What if we want to compare two models? The code below generates a UI that takes one image input and returns predictions from both Inception and MobileNet. We'll also add a title, description, and sample images.

import gradio as gr
import tensorflow as tf
import numpy as np
from PIL import Image
import requests
from urllib.request import urlretrieve

# Download human-readable labels for ImageNet.
response = requests.get("https://git.io/JJkYN")
labels = response.text.split("\n")

# Download sample images
urlretrieve("https://www.sciencemag.org/sites/default/files/styles/article_main_large/public/cc_BE6RJF_16x9.jpg?itok=nP17Fm9H","monkey.jpg")
urlretrieve("https://www.discoverboating.com/sites/default/files/inline-images/buying-a-sailboat-checklist.jpg","sailboat.jpg")
urlretrieve("https://external-preview.redd.it/lG5mI_9Co1obw2TiY0e-oChlXfEQY3tsRaIjpYjERqs.jpg?auto=webp&s=ea81982f44b83efbb803c8cff8953ee547624f70","bicycle.jpg")
urlretrieve("https://www.chamaripashoes.com/blog/wp-content/uploads/2018/09/Robert-Downey-Jr..jpg","rdj.jpg")

mobile_net = tf.keras.applications.MobileNetV2()
inception_net = tf.keras.applications.InceptionV3()

def classify_image_with_mobile_net(im):
	arr = im.reshape((-1, 224, 224, 3))
	arr = tf.keras.applications.mobilenet.preprocess_input(arr)
	prediction = mobile_net.predict(arr).flatten()
    return {labels[i]: float(prediction[i]) for i in range(1000)}


def classify_image_with_inception_net(im):
    # Resize the image to
	im = Image.fromarray(im.astype('uint8'), 'RGB')
	im = im.resize((299, 299))
	arr = np.array(im).reshape((-1, 299, 299, 3))
	arr = tf.keras.applications.inception_v3.preprocess_input(arr)
	prediction = inception_net.predict(arr).flatten()
    return {labels[i]: float(prediction[i]) for i in range(1000)}

imagein = gr.inputs.Image()
label = gr.outputs.Label(num_top_classes=3)
sample_images = [
                 ["monkey.jpg"],
                 ["rdj.jpg"],
                 ["sailboat.jpg"],
                 ["bicycle.jpg"]
]
gr.Interface(
    [classify_image_with_mobile_net, classify_image_with_inception_net],
    imagein,
    label,
    title="MobileNet vs.
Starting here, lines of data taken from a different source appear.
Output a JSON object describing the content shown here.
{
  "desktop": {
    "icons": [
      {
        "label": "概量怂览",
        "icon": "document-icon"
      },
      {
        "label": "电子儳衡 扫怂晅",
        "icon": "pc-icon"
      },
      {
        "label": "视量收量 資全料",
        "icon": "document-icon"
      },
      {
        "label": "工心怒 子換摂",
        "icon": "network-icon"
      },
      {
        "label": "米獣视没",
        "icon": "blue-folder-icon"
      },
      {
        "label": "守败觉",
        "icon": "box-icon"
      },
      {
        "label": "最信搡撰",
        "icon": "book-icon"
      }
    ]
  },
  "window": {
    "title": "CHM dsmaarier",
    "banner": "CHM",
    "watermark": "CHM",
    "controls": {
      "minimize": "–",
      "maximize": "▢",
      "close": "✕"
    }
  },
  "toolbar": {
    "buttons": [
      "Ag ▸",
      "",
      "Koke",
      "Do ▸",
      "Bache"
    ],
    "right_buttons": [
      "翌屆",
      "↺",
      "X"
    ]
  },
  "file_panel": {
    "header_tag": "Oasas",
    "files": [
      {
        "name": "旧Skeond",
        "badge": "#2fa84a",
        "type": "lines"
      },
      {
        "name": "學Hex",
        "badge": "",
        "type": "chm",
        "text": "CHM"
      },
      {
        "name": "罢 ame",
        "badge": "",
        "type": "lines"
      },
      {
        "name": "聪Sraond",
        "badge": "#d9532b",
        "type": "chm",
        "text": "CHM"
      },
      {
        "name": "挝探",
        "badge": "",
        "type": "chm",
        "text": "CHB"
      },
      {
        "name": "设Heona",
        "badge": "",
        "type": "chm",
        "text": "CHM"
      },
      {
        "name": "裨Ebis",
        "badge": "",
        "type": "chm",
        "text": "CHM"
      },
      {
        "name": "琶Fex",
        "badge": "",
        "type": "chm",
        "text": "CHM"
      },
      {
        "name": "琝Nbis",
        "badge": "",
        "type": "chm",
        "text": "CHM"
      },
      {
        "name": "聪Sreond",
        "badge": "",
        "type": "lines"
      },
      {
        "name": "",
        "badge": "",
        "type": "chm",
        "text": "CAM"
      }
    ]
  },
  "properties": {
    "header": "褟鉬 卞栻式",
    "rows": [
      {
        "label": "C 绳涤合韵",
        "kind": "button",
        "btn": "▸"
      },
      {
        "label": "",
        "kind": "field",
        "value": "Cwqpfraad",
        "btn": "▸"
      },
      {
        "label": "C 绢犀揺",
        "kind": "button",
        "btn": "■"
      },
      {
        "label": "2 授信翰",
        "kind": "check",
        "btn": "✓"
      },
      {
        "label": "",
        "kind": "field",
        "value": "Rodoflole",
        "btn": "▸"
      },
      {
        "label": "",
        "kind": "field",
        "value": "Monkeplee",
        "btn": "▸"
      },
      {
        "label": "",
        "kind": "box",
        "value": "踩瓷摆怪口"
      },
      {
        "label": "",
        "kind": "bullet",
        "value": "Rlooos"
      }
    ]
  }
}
InceptionNet",
    description="Let's compare 2 state-of-the-art machine learning models
          that classify images into one of 1,000 categories: MobileNet (top),
          a lightweight model that has an accuracy of 0.704, vs. InceptionNet
          (bottom), a much heavier model that has an accuracy of 0.779.",
    examples=sample_images).launch();

This code will produce the interface below. Looks like MobileNet is about 3 times faster!